Türkiye’deki muhalefetle temasları olup olmadığı sorulduğunda Kallas, “Türkiye’deyken sivil toplumla görüştüm” dedi.
Ardından kelamı alan devralan AB’nin Türkiye Delegasyon Başkanı Büyükelçi Büyükelçi Thomas Ossowski ise “Delegasyon olarak CHP Genel Başkanı Özgür Özel ile sistemli diyalog halindeyiz ve İmamoğlu tutuklanmadan evvel onunla da yakın temas halindeydik. Münasebetiyle elbette delegasyon olarak muhalefetle de yakın temas halindeyiz” dedi.
“TÜRKİYE GÜVENLİK AKTÖRÜ”
Öte yandan Türkiye’nin Avrupa güvenlik mimarisindeki rolüne ve ABD’de Trump idaresi ile yaşanan paradigma değişiminin Ankara ile münasebetlere yönelik tesirini kıymetlendiren Kallas, 2030’a kadar AB’nin savunma alanındaki hazırlığını güçlendirme maksadı taşıyan 800 milyar Avroluk “Avrupa’yı tekrar silahlandır (reArm Europe)” programına atıf yaptı. “Bu program, AB’nin hem Türkiye üzere ortaklarıyla işbirliği için kaynak hem de kendi savunma sanayimizi güçlendirme manasına geliyor” dedi.
AB’nin askeri alımlarının yüzde 60’ının ABD’den yapıldığını belirten Kallas, Ukrayna’daki savaş ile birliğin kendi savunma endüstrisini geliştirmesi gerektiğini gördüğüne vurgu yaptı. ReArm çatısı altındaki SAFE programı ile “Türkiye’nin, AB devletleriyle ortak projeler için kredilere erişime de sahip olduğunu” söyledi. “Dolayısıyla Türkiye’yi katiyetle bir güvenlik aktörü olarak görüyoruz” sözlerini kullandı.

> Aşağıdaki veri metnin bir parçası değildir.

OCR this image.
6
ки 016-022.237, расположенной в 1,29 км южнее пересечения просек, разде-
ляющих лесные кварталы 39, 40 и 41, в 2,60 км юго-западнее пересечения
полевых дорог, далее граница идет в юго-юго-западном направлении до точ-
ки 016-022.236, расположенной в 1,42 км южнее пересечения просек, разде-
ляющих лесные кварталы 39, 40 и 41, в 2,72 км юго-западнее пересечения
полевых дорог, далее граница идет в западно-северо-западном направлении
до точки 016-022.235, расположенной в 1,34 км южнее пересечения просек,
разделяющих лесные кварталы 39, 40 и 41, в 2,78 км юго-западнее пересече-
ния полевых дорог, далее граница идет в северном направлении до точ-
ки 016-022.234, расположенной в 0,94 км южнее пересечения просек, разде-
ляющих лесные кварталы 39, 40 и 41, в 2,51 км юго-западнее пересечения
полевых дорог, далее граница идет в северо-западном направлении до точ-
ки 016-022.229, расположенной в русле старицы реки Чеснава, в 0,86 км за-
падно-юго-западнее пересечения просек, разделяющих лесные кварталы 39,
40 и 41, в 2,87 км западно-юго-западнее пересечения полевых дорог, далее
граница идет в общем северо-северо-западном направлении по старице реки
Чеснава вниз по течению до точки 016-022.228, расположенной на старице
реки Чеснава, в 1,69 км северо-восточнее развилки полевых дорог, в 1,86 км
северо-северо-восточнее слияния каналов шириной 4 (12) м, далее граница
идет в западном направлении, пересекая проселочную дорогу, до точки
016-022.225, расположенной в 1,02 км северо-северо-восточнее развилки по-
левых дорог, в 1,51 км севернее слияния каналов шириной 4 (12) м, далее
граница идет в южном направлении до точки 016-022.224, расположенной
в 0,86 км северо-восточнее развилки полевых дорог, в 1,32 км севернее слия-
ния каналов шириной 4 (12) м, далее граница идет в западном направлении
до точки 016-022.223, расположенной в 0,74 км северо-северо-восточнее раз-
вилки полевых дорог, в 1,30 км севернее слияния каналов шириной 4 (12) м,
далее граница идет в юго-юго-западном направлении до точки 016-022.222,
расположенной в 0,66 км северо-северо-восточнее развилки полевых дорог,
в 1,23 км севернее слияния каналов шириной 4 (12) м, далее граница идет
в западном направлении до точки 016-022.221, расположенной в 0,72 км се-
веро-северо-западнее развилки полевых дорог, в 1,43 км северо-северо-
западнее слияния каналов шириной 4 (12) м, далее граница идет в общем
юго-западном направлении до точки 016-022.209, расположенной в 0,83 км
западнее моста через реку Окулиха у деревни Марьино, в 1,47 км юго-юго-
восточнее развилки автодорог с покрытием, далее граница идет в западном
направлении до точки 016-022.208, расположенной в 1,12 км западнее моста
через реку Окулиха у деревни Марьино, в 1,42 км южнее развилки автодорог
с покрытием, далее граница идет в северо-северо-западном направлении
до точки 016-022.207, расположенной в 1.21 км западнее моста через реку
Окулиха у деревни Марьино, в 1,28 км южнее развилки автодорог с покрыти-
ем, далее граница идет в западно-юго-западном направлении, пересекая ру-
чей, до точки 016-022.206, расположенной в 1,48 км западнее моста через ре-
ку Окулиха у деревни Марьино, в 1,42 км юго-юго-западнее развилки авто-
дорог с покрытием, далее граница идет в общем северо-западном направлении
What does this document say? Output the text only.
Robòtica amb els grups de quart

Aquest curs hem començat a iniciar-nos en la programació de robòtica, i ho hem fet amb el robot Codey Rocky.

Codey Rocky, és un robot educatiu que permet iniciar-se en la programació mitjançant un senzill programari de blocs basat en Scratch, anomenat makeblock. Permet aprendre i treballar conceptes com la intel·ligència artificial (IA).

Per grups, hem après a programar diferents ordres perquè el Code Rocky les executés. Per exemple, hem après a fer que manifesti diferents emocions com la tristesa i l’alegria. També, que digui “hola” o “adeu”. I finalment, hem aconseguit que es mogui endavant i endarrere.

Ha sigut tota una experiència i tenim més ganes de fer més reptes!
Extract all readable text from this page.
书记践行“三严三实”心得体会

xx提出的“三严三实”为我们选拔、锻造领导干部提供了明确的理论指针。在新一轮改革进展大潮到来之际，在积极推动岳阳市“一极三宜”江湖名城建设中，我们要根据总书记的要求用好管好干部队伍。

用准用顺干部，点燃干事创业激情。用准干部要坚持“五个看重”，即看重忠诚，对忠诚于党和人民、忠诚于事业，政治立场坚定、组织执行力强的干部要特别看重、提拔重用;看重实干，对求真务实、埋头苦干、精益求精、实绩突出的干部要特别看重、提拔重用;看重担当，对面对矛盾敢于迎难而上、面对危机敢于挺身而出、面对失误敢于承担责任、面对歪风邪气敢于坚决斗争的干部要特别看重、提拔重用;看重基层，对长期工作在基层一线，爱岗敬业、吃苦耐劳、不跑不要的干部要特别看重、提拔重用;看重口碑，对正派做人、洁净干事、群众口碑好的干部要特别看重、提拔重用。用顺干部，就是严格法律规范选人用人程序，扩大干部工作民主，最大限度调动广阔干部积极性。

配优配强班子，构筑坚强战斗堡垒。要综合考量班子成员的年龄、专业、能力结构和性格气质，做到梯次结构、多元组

“YANLIŞ HESAP RİSKİ ÇOK YÜKSEK”
Diğer taraftan İsrail-İran çatışmaları ve nükleer tehlikeye yönelik soruları yanıtlayan Kallas, “Ortadoğu’daki bu savaş son derece tasa verici. Nükleer tesislere saldırmak telaş yaratıyor. Ayrıyeten ABD’nin bu çatışmaya dahil olup olmayacağına bakılmaksızın bunun yayılma tesiri de son derece dert verici. Yanlış hesap riski çok yüksek ve bu yüzden tansiyonu azaltmaya çalışıyoruz” dedi.
ABD-İran nükleer uyuşmazlığına ait “AB’nin her vakit diplomatik tahlili desteklediğini” aktaran Kallas, Tahran’la yeni bir nükleer muahede yapılmadığı için İran’a Avrupa’nın yaptırımlarının askıya alan “snapback” düzeneğinin yakında sona ereceğinin altını çizdi ve ekledi: “Ya bir yol bulacağız ya da yaptırımları tekrar uygulayacağız.”